Het gerechtshof Arnhem-Leeuwarden heeft op 3 april 2018, ECLI:NL:GHARL:2018:3128, een vonnis in kort geding van de rechtbank Gelderland over concurrerende activiteiten vernietigd. Volgens de rechtbank mocht de betreffende Bruna franchisenemer de activiteiten voortzetten. Het gerechtshof zag dit anders. 

In de franchiseovereenkomst was bepaald dat de franchisenemer gedurende een jaar na het einde van de franchiseovereenkomst niet betrokken mocht zijn bij een onderneming of organisatie die een concurrent van de Bruna-organisatie kan zijn. 

Vaststaat dat The Read Shop een concurreert van Bruna is. De gewezen franchisenemer had aangegeven dat het zijn plan was om een filiaal van The Read Shop op het betreffende punt te laten vestigen om deze na afloop van het concurrentieverbod van een jaar als franchisenemer van de Read Shop te gaan exploiteren. 

Het gerechtshof oordeelde dat de gewezen franchisenemer met de uitvoering van zijn plan bij The Read Shop betrokken was, zoals in het concurrentiebeding was bedoeld. Hiervan was sprake op drie manieren, te weten door: 

(i)      het uitlenen van personeel aan The Read Shop;
(ii)     het afstaan aan The Read Shop van de huurrechten (ter zake – een deel van – de winkelruimte), alsmede;
(iii)    het genereren van traffic waarvan The Read Shop profiteerde.

Deze drie grondslagen worden als volgt toegelicht.

Ad i)  Het uitlenen van personeel aan de concurrent 

Met het uitlenen van het, onder de Bruna-vlag ingewerkte personeel, aan The Read Shop werd de bij dat personeel aanwezige knowhow van de Bruna-formule ingezet bij de verkoop van het assortiment van The Read Shop. Bruna werd daardoor beconcurreerd. 

Ad ii) Het afstaan van huurrechten aan de concurrent 

De gewezen franchisenemer had het voor de The Read Shop mogelijk gemaakt om zich te vestigen in de winkelruimte, die pal daarvóór in gebruik was als Bruna-winkel. De gewezen franchisenemer had binnen het kader van zijn toekomstplannen de huur opgezegd en mocht vooralsnog slechts het achterste gedeelte van die winkelruimte als onderhuurder gebruiken. Dat dit in een constructie is gegoten, waarbinnen de gewezen franchisenemer tijdelijk fungeerde als onderhuurder van het achterste deel van die ruimte, doet aan deze betrokkenheid bij The Read Shop niet af. 

Ad iii) Het genereren van traffic 

Bovendien heeft de gewezen franchisenemer, door de huisvesting van een eigen (niet concurrerende) winkel achterin diezelfde winkelruimte als shop in shop, ervoor gezorgd dat deze tevens klanten trekt voor The Read Shop. De gewezen franchisenemer bevorderde op deze wijze de exploitatie en de omzet van The Read Shop. 

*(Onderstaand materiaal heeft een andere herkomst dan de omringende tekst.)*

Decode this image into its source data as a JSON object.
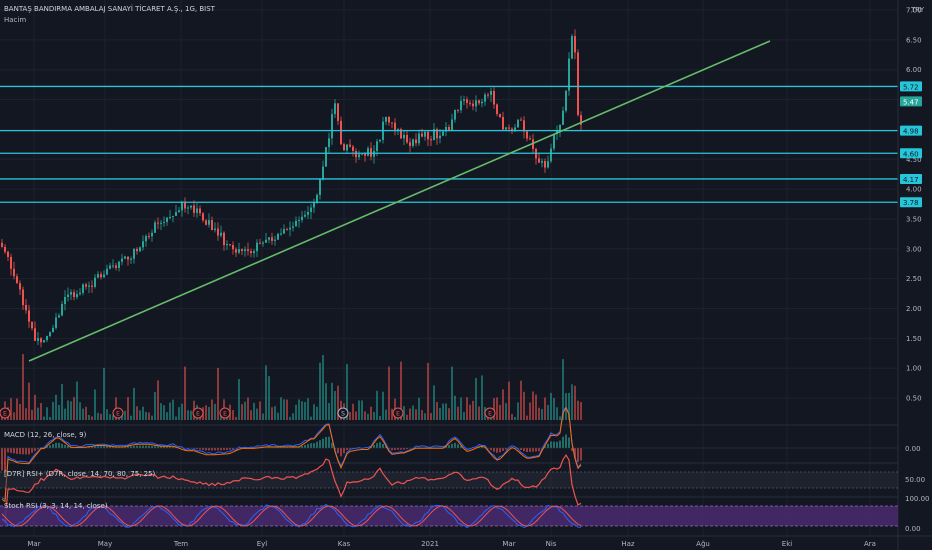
{
  "header": {
    "symbol_title": "BANTAŞ BANDIRMA AMBALAJ SANAYİ TİCARET A.Ş., 1G, BIST",
    "volume_label": "Hacim",
    "currency": "TRY"
  },
  "price_scale": {
    "ticks": [
      "7.00",
      "6.50",
      "6.00",
      "5.50",
      "5.00",
      "4.50",
      "4.00",
      "3.50",
      "3.00",
      "2.50",
      "2.00",
      "1.50",
      "1.00",
      "0.50"
    ],
    "current_price": "5.47"
  },
  "horizontal_lines": [
    {
      "label": "5.72",
      "color": "#26c6da"
    },
    {
      "label": "4.98",
      "color": "#26c6da"
    },
    {
      "label": "4.60",
      "color": "#26c6da"
    },
    {
      "label": "4.17",
      "color": "#26c6da"
    },
    {
      "label": "3.78",
      "color": "#26c6da"
    }
  ],
  "trendline": {
    "color": "#66bb6a"
  },
  "time_axis": [
    "Mar",
    "May",
    "Tem",
    "Eyl",
    "Kas",
    "2021",
    "Mar",
    "Nis",
    "Haz",
    "Ağu",
    "Eki",
    "Ara"
  ],
  "events": [
    "E",
    "E",
    "E",
    "E",
    "S",
    "E",
    "E"
  ],
  "indicators": {
    "macd": {
      "label": "MACD (12, 26, close, 9)",
      "ticks": [
        "0.00"
      ]
    },
    "rsi": {
      "label": "[D7R] RSI+ (D7R, close, 14, 70, 80, 75, 25)",
      "ticks": [
        "50.00"
      ]
    },
    "stoch": {
      "label": "Stoch RSI (3, 3, 14, 14, close)",
      "ticks": [
        "100.00",
        "0.00"
      ]
    }
  },
  "colors": {
    "background": "#131722",
    "up": "#26a69a",
    "down": "#ef5350",
    "level": "#26c6da",
    "trend": "#66bb6a",
    "stoch_band": "#4a2a6e"
  }
}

Het plan van de gewezen Bruna franchisenemer om het tijdelijke concurrentieverbod te omzeilen om na afloop daarvan als franchisenemer van The Read Shop aan de slag te gaan doorstaat de toets van het gerechtshof niet. Het verbod ziet klaarblijkelijk volgens het gerechtshof ook op de betrokkenheid bij een concurrent, als die concurrent betrokken wordt bij het omzeilen van dat concurrentieverbod 

Mr. A.W. Dolphijn  – franchiseadvocaat 

Ludwig & Van Dam Franchise advocaten, franchise juridisch advies. Wilt u reageren? Ga naar dolphijn@ludwigvandam.nl.

Andere berichten

Artikel De Nationale Franchise Gids: “Waarom hoofdelijke aansprakelijkheid bv naast privé?” – d.d. 7 januari 2020 – mr. A.W. Dolphijn

Van franchisenemers wordt vaak gevraagd de franchiseovereenkomst mede te ondertekenen, naast hun franchise bv. Soms weigeren franchisenemers dat en wordt de franchiseovereenkomst niet getekend.

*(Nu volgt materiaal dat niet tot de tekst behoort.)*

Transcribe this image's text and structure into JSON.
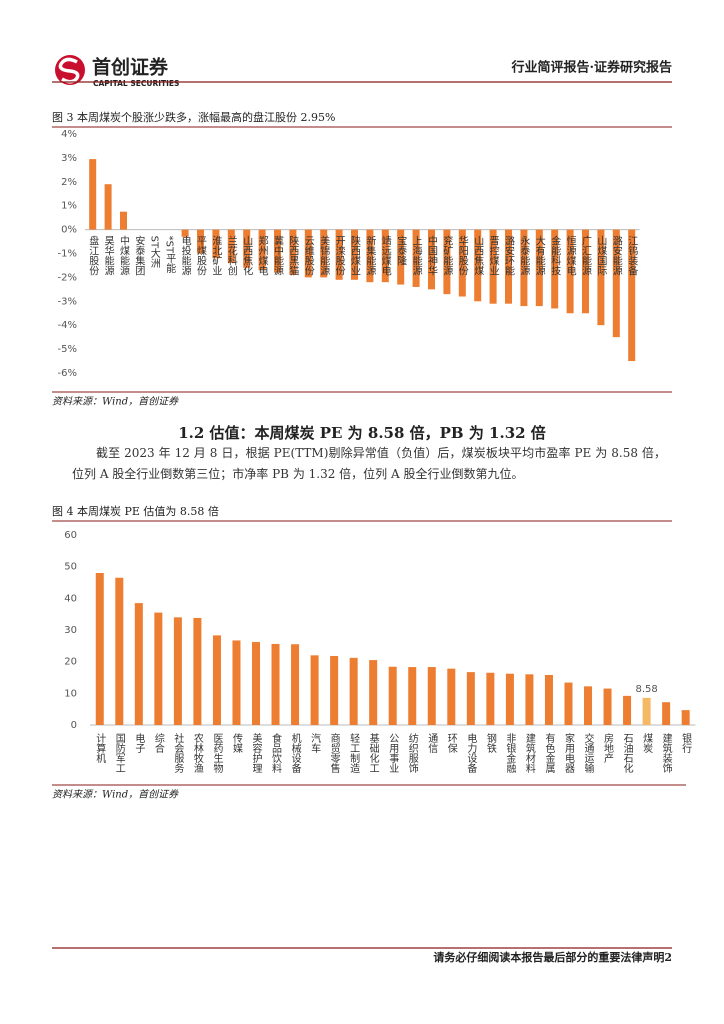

Ludwig & Van Dam Advocaten staat franchisenemers Sandd bij: Franchisenemers Sandd vechten postmonopolie aan voor de rechter – d.d. 12 november 2019 – mr. A.W. Dolphijn

De Vereniging Franchisenemers van Sandd (VFS) vecht bij de rechtbank in Rotterdam het besluit aan van staatssecretaris Mona Keijzer om de postfusie tussen PostNL en Sandd goed te keuren.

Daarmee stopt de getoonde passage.